The development of the WYSIWYG project was directly shaped by the concepts and frameworks introduced in the Communication Theory course. Rather than serving as a theoretical reference added after the design process, communication theory functioned as a methodological foundation that informed key decisions at every stage of the project.

First, the course reframed our understanding of communication as a process of meaning-making rather than message transmission. This perspective allowed us to identify the core problem of contemporary hackathons not as a lack of opportunities, but as a communicative failure rooted in information asymmetry. By applying this framework, we approached hackathons as communicative systems in which expectations, interpretations, and social contexts play a critical role.

The Uses and Gratifications approach was particularly influential in shaping the audience strategy. Instead of treating participants as a homogeneous group, we analyzed their motivations — such as skill validation, social recognition, and identity formation. This shift formed both the general and professional presentations, where transparency is framed not as a feature, but as a response to concrete audience needs. The structure of the participant-facing presentation reflects this logic by prioritizing clarity, agency, and informed choice.

Dialogic communication theory further guided the positioning of the brand. Traditional hackathon promotion often relies on one-way persuasive messaging, emphasizing excitement while withholding procedural details. In contrast, WYSIWYG adopts a dialogic model in which communication anticipates questions, reduces uncertainty, and respects participants as active agents. This approach influenced not only the tone of voice but also the selection of channels and touchpoints, all of which are designed to support long-term trust rather than short-term engagement.
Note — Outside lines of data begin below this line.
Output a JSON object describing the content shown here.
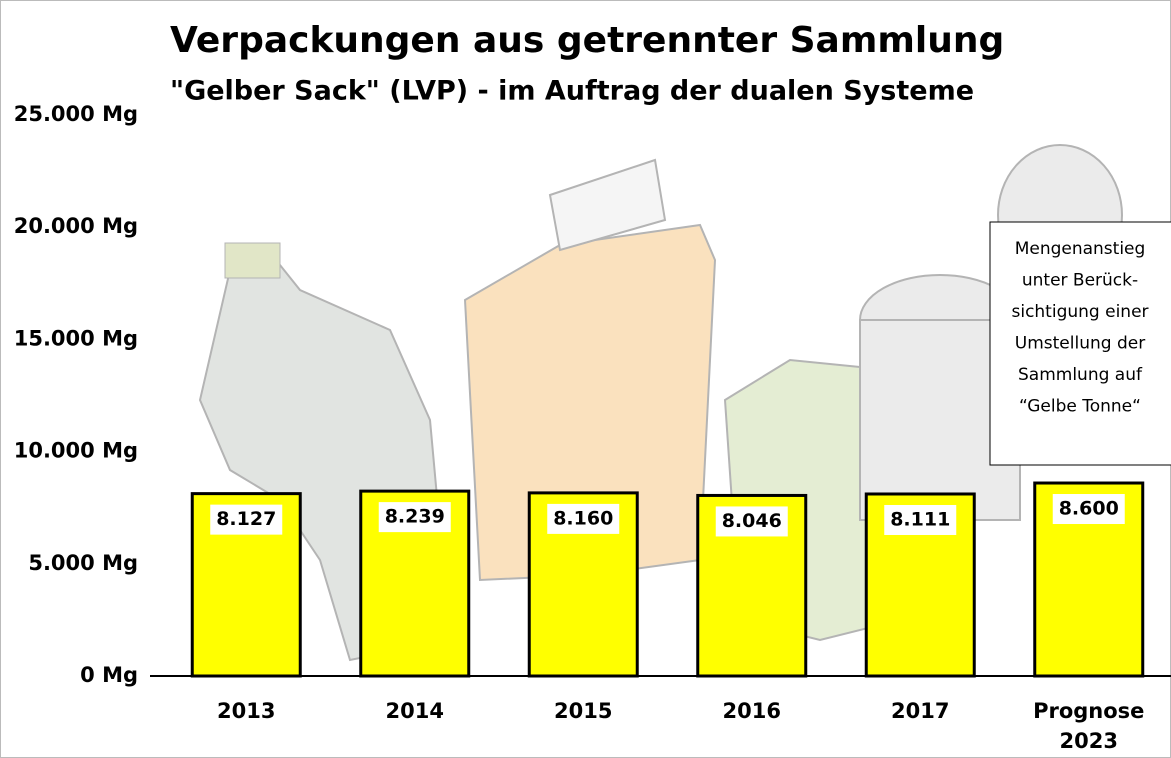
{
  "chart_data": {
    "type": "bar",
    "title": "Verpackungen aus getrennter Sammlung",
    "subtitle": "\"Gelber Sack\" (LVP) - im Auftrag der dualen Systeme",
    "categories": [
      "2013",
      "2014",
      "2015",
      "2016",
      "2017",
      "Prognose 2023"
    ],
    "values": [
      8127,
      8239,
      8160,
      8046,
      8111,
      8600
    ],
    "value_labels": [
      "8.127",
      "8.239",
      "8.160",
      "8.046",
      "8.111",
      "8.600"
    ],
    "color": "#ffff00",
    "ylim": [
      0,
      25000
    ],
    "yticks": [
      {
        "value": 0,
        "label": "0 Mg"
      },
      {
        "value": 5000,
        "label": "5.000 Mg"
      },
      {
        "value": 10000,
        "label": "10.000 Mg"
      },
      {
        "value": 15000,
        "label": "15.000 Mg"
      },
      {
        "value": 20000,
        "label": "20.000 Mg"
      },
      {
        "value": 25000,
        "label": "25.000 Mg"
      }
    ],
    "grid": false,
    "annotation": [
      "Mengenanstieg",
      "unter Berück-",
      "sichtigung einer",
      "Umstellung der",
      "Sammlung auf",
      "“Gelbe Tonne“"
    ]
  }
}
Semiotic theory played a key role in the development of the visual language. Glitch aesthetics and ASCII art were not used as stylistic references to «tech culture», but as communicative signs that expose underlying systems and processes. These visual elements reinforce the brand’s commitment to transparency by making technical structures visible rather than concealing them behind polished surfaces.
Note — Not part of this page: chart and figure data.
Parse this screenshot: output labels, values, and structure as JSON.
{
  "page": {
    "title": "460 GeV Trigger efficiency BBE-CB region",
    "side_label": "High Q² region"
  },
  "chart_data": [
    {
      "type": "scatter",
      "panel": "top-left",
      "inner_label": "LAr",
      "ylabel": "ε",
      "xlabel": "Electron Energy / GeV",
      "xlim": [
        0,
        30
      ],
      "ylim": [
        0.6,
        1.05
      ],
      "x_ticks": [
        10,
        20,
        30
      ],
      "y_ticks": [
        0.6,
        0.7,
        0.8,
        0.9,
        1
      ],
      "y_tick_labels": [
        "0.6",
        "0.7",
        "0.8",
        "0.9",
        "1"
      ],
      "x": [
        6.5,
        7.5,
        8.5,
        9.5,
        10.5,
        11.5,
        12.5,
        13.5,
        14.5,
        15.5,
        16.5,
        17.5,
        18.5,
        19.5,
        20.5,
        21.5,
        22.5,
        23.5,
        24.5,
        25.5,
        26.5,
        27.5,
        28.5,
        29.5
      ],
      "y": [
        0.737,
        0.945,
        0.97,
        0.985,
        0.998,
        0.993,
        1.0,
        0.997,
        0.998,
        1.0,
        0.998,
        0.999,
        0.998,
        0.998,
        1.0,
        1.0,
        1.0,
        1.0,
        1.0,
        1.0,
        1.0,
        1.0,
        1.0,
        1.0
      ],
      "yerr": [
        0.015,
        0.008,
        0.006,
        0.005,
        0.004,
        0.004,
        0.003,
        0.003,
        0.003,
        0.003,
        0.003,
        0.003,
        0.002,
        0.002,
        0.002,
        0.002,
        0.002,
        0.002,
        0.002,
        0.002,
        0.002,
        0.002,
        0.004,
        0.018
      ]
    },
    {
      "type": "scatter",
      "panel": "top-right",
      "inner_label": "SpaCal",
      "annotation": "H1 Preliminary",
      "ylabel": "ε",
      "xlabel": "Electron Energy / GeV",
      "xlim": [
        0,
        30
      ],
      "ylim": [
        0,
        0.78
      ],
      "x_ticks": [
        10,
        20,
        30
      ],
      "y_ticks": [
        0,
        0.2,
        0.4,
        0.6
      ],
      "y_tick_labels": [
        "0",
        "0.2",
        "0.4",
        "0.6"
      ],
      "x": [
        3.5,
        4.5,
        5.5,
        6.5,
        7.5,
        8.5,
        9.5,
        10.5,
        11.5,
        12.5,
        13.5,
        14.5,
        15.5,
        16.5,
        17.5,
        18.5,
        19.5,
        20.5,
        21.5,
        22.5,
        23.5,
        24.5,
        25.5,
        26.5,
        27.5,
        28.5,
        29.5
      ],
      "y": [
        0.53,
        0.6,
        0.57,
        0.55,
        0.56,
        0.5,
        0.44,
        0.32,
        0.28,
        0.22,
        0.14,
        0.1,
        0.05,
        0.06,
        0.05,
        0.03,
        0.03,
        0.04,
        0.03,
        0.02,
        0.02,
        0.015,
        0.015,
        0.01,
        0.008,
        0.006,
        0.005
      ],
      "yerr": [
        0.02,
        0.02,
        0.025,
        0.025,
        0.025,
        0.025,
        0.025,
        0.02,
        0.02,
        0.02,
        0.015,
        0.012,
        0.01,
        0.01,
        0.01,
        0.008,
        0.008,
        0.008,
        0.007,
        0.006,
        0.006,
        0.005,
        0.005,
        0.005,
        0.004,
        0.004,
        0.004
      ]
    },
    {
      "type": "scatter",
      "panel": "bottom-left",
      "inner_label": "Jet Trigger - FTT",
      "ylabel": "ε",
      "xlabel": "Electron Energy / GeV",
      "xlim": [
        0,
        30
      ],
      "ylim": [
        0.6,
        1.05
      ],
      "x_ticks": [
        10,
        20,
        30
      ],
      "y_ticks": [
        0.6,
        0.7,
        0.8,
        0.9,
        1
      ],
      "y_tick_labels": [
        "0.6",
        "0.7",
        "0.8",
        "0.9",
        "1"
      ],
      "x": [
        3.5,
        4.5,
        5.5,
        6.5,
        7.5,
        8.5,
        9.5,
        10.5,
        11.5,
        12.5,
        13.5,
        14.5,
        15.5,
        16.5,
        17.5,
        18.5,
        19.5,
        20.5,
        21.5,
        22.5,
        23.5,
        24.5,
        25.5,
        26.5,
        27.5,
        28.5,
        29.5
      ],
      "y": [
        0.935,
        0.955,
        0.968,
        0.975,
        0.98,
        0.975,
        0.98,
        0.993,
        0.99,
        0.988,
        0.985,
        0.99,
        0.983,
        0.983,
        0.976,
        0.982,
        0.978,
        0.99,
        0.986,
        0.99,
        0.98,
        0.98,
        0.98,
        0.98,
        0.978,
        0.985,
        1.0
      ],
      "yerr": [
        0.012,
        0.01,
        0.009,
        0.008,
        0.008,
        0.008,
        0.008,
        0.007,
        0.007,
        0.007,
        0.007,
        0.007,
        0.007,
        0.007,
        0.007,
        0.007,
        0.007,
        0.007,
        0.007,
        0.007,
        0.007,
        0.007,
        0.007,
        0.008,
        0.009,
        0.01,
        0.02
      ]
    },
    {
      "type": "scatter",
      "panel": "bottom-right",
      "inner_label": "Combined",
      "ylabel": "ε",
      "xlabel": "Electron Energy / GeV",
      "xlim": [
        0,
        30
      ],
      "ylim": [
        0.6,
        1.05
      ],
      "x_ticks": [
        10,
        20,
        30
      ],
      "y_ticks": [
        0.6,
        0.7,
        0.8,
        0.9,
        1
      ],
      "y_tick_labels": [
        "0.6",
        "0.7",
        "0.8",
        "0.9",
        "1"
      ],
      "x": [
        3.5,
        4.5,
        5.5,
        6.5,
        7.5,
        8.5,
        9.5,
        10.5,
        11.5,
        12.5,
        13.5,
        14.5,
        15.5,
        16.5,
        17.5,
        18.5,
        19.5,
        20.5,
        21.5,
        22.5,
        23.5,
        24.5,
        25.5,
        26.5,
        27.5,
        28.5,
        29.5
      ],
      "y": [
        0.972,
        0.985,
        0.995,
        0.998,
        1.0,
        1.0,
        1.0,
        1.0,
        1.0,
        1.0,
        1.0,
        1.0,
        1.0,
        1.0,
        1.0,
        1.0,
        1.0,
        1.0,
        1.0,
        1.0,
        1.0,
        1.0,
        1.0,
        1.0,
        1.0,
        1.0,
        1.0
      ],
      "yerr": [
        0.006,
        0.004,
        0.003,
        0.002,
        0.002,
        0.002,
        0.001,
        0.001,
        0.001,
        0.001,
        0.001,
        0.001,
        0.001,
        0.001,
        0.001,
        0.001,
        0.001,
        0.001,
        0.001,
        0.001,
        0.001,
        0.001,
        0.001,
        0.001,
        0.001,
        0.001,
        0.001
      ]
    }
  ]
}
Finally, the sociocultural perspective emphasized the ethical dimension of communication design. Lectures addressing power relations, ideology, and participation highlighted how opaque communication formats can reinforce exclusion and social anxiety. This understanding positioned WYSIWYG not merely as a brand, but as a critical intervention into the culture of competitive programming events.


Overall, communication theory provided the conceptual tools to move from intuition to intentionality. It enabled us to design a brand that operates as a coherent communicative system, aligns meaning across different audiences, and demonstrates how theoretical frameworks can be applied to contemporary design practice in a concrete and socially relevant way.